“We all know the vampire sucks blood and doesn’t, on the whole, lose much sleep about it. But seeing a vampire sucking at its victim’s neck, seeing the wound it makes in close-up, the blood round its teeth and lips, the exhaustion of of it’s dying victim, etc etc, is not my idea of a jolly evening. Whose notion is it? 'Dracula' is clearly aimed at adults, as its ‘X’ certificate proves. Without trying to make too heavy weather out of it, I just murmur in passing that I hate to think what kind of adults.”
The Spectator’s sniffy review was typical of the British press’ reaction to “Horror of Dracula,” and their attitude in general to the output of of Hammer films. The British Board of Film Censors detested horror movies and hoped by stamping them with an Adults Only ‘X’-rating, it would keep them from polluting young minds. They were massive hits at home, and leaving outrage in their wake.
Raking in a fortune both domestic and stateside, Hammer built the first house of British horror and inspired a generation of nightmares in viewers. Curiously, these films that caused consternation among adults in their home country were marketed and played for children in the United States, as by the '50s horror had fallen to be regarded as kid’s stuff. These monster kids would often catch the latest Hammer at what was called a kiddie matinee, an afternoon showing that catered to juvenile audiences.
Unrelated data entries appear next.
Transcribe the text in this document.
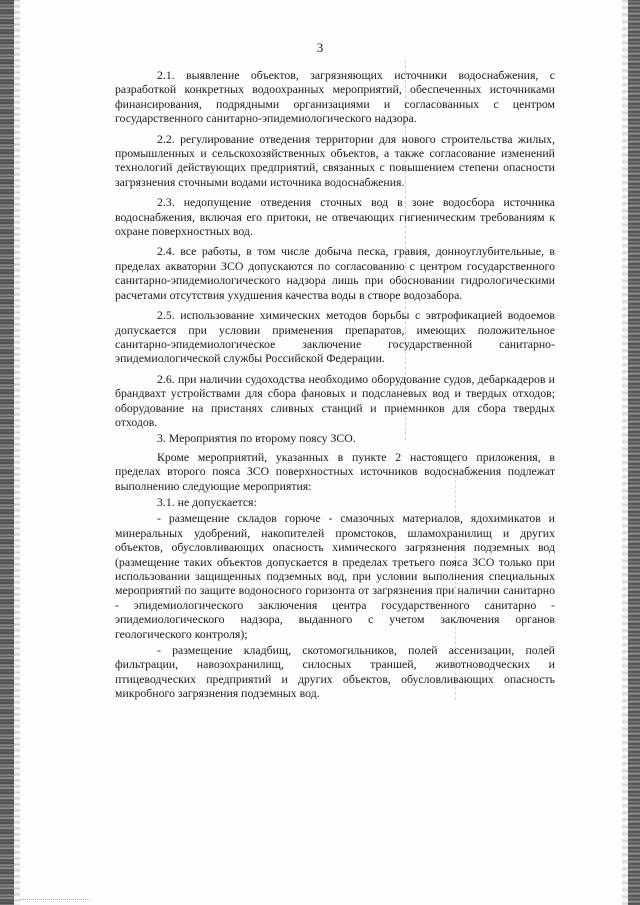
3

2.1. выявление объектов, загрязняющих источники водоснабжения, с разработкой конкретных водоохранных мероприятий, обеспеченных источниками финансирования, подрядными организациями и согласованных с центром государственного санитарно-эпидемиологического надзора.

2.2. регулирование отведения территории для нового строительства жилых, промышленных и сельскохозяйственных объектов, а также согласование изменений технологий действующих предприятий, связанных с повышением степени опасности загрязнения сточными водами источника водоснабжения.

2.3. недопущение отведения сточных вод в зоне водосбора источника водоснабжения, включая его притоки, не отвечающих гигиеническим требованиям к охране поверхностных вод.

2.4. все работы, в том числе добыча песка, гравия, донноуглубительные, в пределах акватории ЗСО допускаются по согласованию с центром государственного санитарно-эпидемиологического надзора лишь при обосновании гидрологическими расчетами отсутствия ухудшения качества воды в створе водозабора.

2.5. использование химических методов борьбы с эвтрофикацией водоемов допускается при условии применения препаратов, имеющих положительное санитарно-эпидемиологическое заключение государственной санитарно-эпидемиологической службы Российской Федерации.

2.6. при наличии судоходства необходимо оборудование судов, дебаркадеров и брандвахт устройствами для сбора фановых и подсланевых вод и твердых отходов; оборудование на пристанях сливных станций и приемников для сбора твердых отходов.

3. Мероприятия по второму поясу ЗСО.

Кроме мероприятий, указанных в пункте 2 настоящего приложения, в пределах второго пояса ЗСО поверхностных источников водоснабжения подлежат выполнению следующие мероприятия:

3.1. не допускается:

- размещение складов горюче - смазочных материалов, ядохимикатов и минеральных удобрений, накопителей промстоков, шламохранилищ и других объектов, обусловливающих опасность химического загрязнения подземных вод (размещение таких объектов допускается в пределах третьего пояса ЗСО только при использовании защищенных подземных вод, при условии выполнения специальных мероприятий по защите водоносного горизонта от загрязнения при наличии санитарно - эпидемиологического заключения центра государственного санитарно - эпидемиологического надзора, выданного с учетом заключения органов геологического контроля);

- размещение кладбищ, скотомогильников, полей ассенизации, полей фильтрации, навозохранилищ, силосных траншей, животноводческих и птицеводческих предприятий и других объектов, обусловливающих опасность микробного загрязнения подземных вод.
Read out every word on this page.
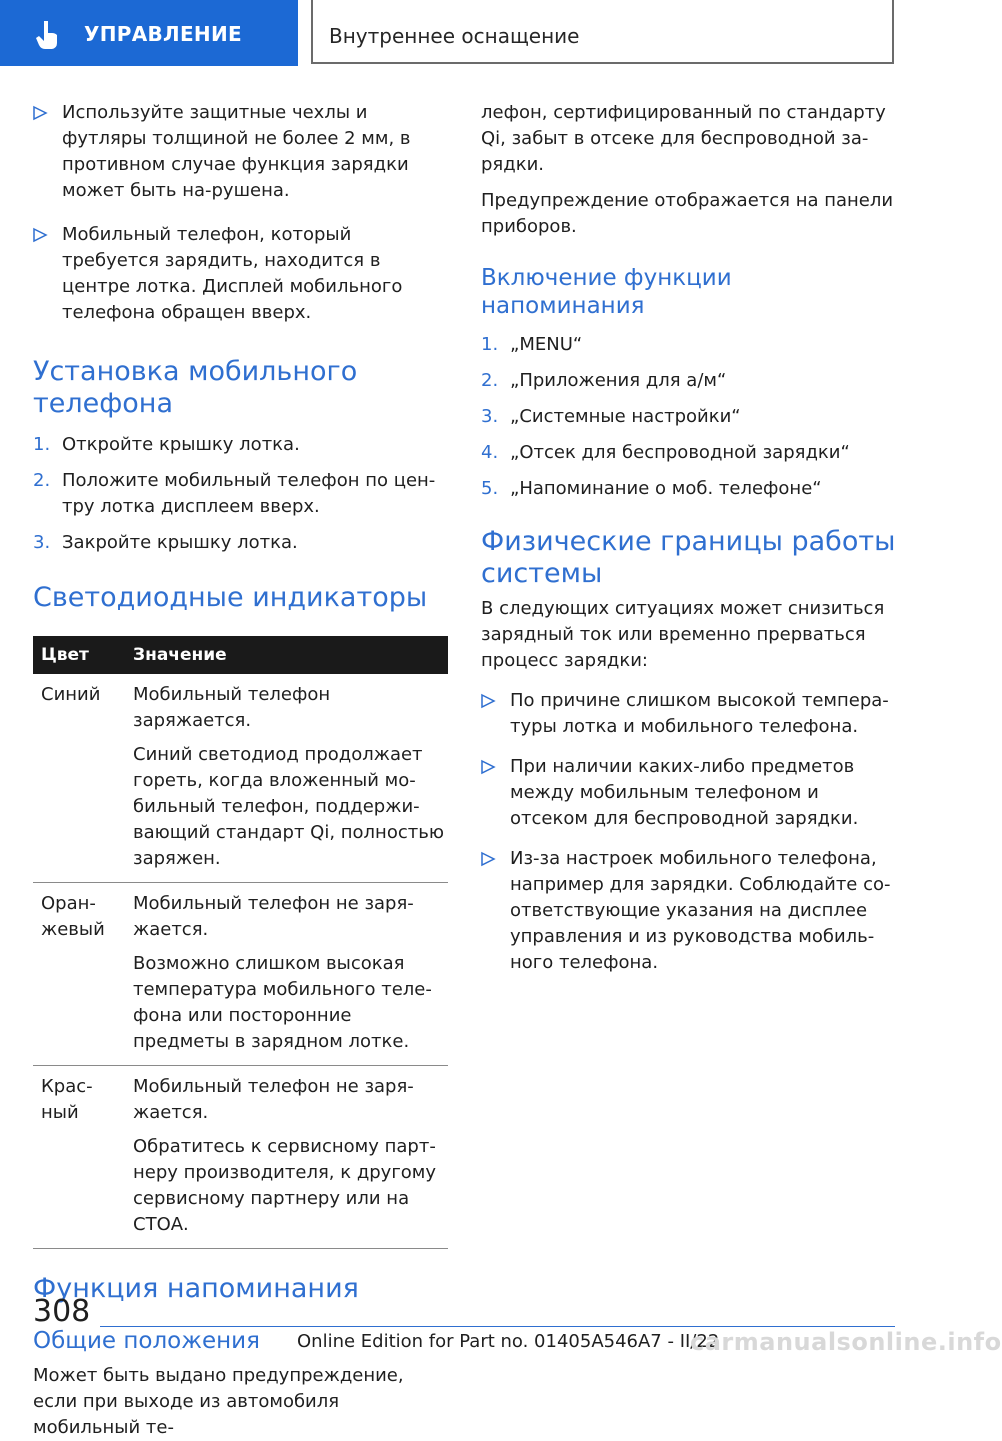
УПРАВЛЕНИЕ	Внутреннее оснащение
Используйте защитные чехлы и футляры толщиной не более 2 мм, в противном случае функция зарядки может быть на-рушена.
Мобильный телефон, который требуется зарядить, находится в центре лотка. Дисплей мобильного телефона обращен вверх.
Установка мобильного телефона
1. Откройте крышку лотка.
2. Положите мобильный телефон по цен-тру лотка дисплеем вверх.
3. Закройте крышку лотка.
Светодиодные индикаторы
Цвет	Значение
Синий	Мобильный телефон заряжается.
Синий светодиод продолжает гореть, когда вложенный мо-бильный телефон, поддержи-вающий стандарт Qi, полностью заряжен.

Оран-жевый	Мобильный телефон не заря-жается.
Возможно слишком высокая температура мобильного теле-фона или посторонние предметы в зарядном лотке.

Крас-ный	Мобильный телефон не заря-жается.
Обратитесь к сервисному парт-неру производителя, к другому сервисному партнеру или на СТОА.
Функция напоминания
Общие положения

Может быть выдано предупреждение, если при выходе из автомобиля мобильный те-

лефон, сертифицированный по стандарту Qi, забыт в отсеке для беспроводной за-рядки.

Предупреждение отображается на панели приборов.

Включение функции напоминания
1. „MENU“
2. „Приложения для а/м“
3. „Системные настройки“
4. „Отсек для беспроводной зарядки“
5. „Напоминание о моб. телефоне“
Физические границы работы системы

В следующих ситуациях может снизиться зарядный ток или временно прерваться процесс зарядки:

По причине слишком высокой темпера-туры лотка и мобильного телефона.
При наличии каких-либо предметов между мобильным телефоном и отсеком для беспроводной зарядки.
Из-за настроек мобильного телефона, например для зарядки. Соблюдайте со-ответствующие указания на дисплее управления и из руководства мобиль-ного телефона.
308
Online Edition for Part no. 01405A546A7 - II/22
carmanualsonline.info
That tradition met an end due to a combination of factors, most notably a certain film in 1968, George Romero’s “Night of the Living Dead” (pictured above). Like a bomb in American film, the sepulchral darkness of Romero's film rippled out in waves still being felt today. 1968 soon proved to be a transformational year in horror: From the outside came Romero’s Pittsburgh ghouls and from the Hollywood studios Roman Polanski’s “Rosemary’s Baby” showed that apocalypse could be a deadly quiet chamber piece. And Hammer never found it’s way consistently again.
Hammer had adroitly adapted to the success of a massive American horror hit eight years earlier, Alfred Hitchcock’s “Psycho.” Turning out a cycle of “mini-Hitchcocks,” black-and-white thrillers usually involving imperiled young women, Hammer could cater to new audiences and still turn out the gothic horrors that had made their name. But post-'68 left Hammer in a lurch. Their attempts to capture the zeitgeist directly in films like “Dracula A.D. 1972” (pictured at the top) or “Horror of Frankenstein” were laughable. And they didn’t seem to understand when they had made something perfectly bleak and dark for the new mood with blackhearted gems like “Vampire Circus” or “Hands of the Ripper.” Ignoring things like “Night of the Living Dead” having a protagonist of color in Ben, or “Rosemary's Baby” being anchored by a strong female performance, they kept trying to make an increasingly soggy and forgettable parade of white leading men happen to replace the aging Peter Cushing and Christopher Lee. Perhaps no better example of this can be seen in one of their best post-'68 films, “Doctor Jekyll and Sister Hyde.” Martine Beswick gave a dazzling performance as the unleashed Id of Ralph Bates’ doctor and Hammer decided to keep building vehicles around the hapless Bates.
If there could be an explanation for Hammer’s trouble post-'68, it’s best expressed that as boundary-pushing as their films were and could be, in the end Hammer believed in a moral universe. You could be damned, but there was still a grand design behind it all. "Night of the Living Dead"'s terrible power was in telling audices they were screwed, and there's a universe of difference in being screwed instead of damned. There is no grand design in “Night of the Living Dead,” just chaos, panic, prejudice, and a sorrow that lingers as heavy as dirt on the grave of a society that comes apart violently and would never be whole again. Hammer’s core belief, on the other hand, was in the vampire hunter not the vampire. They could make a smashing study of establishment corruption and cruelty in “Twins of Evil” but their heart was in Peter Cushing’s Van Helsing raising a crucifix to destroy Christopher Lee’s Count in “Horror of Dracula.”
Hammer’s fate was of curious destiny, to have cleared a path for the kind of horror market that made “Night of the Living Dead” possible, only to find it impossible to compete in the world that film left in its wake. The irony of being destroyed by the thing you helped create would not have been lost on a studio responsible for some of the finest film versions of Frankenstein.